Conclusion: Strengthening Backup Security
The ransomware attack on UnitedHealth exposed a major vulnerability due to the absence of network segmentation and air-gapped backups. Network segmentation means dividing a network into smaller parts to restrict malware to the infected segment. Air-gapping refers to physically separating backup systems from network-connected systems, ensuring data protection by isolating backups. These practices significantly mitigate the effects of such cyberattacks. By keeping backup data separate from production environments, organizations can safeguard recovery paths that remain unaffected by ransomware’s reach.

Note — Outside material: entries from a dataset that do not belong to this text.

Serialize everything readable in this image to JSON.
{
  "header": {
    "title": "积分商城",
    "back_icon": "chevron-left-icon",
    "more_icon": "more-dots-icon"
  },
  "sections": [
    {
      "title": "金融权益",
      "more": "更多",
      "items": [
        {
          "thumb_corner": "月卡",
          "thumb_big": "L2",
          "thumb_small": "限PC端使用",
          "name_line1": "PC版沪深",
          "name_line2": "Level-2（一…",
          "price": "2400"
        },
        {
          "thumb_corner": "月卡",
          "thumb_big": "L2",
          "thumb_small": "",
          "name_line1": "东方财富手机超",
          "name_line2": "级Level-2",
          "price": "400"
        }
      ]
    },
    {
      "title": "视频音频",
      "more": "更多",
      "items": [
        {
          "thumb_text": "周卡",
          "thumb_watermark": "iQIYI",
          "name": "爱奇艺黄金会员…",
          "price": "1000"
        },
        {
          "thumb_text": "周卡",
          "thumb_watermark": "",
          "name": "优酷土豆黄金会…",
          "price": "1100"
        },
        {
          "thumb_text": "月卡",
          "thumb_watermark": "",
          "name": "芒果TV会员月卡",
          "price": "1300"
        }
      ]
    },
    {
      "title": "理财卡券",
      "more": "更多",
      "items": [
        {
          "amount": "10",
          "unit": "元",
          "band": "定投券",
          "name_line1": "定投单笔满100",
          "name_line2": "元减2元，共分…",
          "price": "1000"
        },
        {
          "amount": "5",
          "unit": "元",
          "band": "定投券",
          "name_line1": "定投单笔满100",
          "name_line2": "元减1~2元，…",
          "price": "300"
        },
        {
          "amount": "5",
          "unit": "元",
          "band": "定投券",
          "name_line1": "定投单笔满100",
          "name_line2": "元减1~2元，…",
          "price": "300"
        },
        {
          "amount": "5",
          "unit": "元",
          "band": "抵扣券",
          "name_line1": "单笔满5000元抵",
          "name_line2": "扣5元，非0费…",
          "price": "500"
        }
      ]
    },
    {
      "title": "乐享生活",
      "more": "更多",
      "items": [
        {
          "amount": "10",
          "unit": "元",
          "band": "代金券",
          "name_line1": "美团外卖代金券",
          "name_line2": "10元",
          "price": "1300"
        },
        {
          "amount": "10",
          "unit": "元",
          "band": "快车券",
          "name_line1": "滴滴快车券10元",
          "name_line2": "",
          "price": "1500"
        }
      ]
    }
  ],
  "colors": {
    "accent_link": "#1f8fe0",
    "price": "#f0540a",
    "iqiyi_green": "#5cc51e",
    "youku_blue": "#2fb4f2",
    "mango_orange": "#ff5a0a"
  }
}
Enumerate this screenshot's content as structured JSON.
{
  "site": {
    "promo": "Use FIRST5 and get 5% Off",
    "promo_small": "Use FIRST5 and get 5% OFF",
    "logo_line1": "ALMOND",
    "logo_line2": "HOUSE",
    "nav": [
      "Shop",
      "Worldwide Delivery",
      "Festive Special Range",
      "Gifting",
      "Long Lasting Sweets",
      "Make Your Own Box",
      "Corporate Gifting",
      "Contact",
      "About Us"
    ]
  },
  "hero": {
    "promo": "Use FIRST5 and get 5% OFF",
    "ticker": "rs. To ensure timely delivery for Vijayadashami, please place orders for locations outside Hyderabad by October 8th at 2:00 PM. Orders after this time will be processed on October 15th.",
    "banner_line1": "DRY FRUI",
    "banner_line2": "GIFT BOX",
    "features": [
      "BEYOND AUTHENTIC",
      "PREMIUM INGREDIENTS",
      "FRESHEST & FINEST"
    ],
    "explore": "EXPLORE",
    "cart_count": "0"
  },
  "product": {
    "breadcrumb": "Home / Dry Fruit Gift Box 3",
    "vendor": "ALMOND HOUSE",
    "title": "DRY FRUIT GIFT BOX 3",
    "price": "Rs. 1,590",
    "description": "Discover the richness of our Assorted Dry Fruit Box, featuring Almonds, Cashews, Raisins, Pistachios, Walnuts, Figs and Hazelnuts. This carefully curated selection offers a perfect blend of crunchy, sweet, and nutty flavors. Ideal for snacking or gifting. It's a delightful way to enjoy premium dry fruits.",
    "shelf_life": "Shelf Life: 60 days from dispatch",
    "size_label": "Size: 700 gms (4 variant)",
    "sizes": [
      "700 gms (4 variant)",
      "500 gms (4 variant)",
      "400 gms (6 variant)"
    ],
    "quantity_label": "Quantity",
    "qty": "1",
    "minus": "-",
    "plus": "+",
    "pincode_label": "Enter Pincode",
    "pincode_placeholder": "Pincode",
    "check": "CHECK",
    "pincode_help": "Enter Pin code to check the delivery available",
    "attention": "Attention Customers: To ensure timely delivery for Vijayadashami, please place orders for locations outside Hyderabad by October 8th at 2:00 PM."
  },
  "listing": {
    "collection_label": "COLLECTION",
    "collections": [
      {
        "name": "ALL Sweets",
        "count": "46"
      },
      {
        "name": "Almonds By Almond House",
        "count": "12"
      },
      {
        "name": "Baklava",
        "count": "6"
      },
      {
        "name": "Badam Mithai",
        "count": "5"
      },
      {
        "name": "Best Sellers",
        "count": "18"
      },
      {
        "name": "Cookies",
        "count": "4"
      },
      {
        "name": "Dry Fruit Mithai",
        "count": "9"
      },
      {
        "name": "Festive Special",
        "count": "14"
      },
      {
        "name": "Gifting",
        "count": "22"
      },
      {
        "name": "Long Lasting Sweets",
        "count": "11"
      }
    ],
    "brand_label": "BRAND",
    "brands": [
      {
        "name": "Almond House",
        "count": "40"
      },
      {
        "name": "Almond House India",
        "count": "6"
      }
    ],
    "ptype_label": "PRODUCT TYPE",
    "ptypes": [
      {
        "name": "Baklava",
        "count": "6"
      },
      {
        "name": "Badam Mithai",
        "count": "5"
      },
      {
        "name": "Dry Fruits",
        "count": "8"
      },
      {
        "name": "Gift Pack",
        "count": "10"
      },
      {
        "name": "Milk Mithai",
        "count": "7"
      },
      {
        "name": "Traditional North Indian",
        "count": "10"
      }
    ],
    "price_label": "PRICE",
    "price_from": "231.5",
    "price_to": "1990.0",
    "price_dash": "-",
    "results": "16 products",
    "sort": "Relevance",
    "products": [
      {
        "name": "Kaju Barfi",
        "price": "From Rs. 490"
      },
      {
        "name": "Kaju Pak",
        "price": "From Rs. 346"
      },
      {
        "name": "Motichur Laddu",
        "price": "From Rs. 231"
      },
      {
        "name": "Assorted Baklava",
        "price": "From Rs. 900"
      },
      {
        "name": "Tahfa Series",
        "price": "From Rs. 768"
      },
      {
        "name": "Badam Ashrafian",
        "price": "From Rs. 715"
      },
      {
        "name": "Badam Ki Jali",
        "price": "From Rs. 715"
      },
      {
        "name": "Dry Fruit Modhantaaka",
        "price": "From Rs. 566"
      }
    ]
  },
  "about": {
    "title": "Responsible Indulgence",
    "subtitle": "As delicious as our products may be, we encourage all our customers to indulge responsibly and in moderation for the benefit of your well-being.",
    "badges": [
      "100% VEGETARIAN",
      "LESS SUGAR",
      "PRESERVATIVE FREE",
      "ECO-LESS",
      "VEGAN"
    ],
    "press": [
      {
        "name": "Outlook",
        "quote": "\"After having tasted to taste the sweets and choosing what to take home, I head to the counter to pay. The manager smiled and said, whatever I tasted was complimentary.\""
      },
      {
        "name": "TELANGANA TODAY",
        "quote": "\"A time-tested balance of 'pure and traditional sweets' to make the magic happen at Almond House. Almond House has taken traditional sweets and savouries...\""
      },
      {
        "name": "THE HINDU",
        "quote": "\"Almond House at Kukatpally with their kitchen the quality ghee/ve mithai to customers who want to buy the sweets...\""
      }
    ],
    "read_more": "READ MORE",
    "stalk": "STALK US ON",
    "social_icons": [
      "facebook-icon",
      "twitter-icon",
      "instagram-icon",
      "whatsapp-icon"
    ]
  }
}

Additionally, implementing network segmentation and air-gapping enhances security, especially against advanced cyber threats. These strategies reduce the attack surface and prevent attackers from accessing and encrypting backup files. In the UnitedHealth incident, attackers managed to lock the entire backup system. Properly executed network segmentation and air-gapping would have established a crucial defensive barrier, securing backup copies and maintaining system resilience. Essentially, these measures ensure an untouchable reserve, enabling recovery and continuity even after an attack.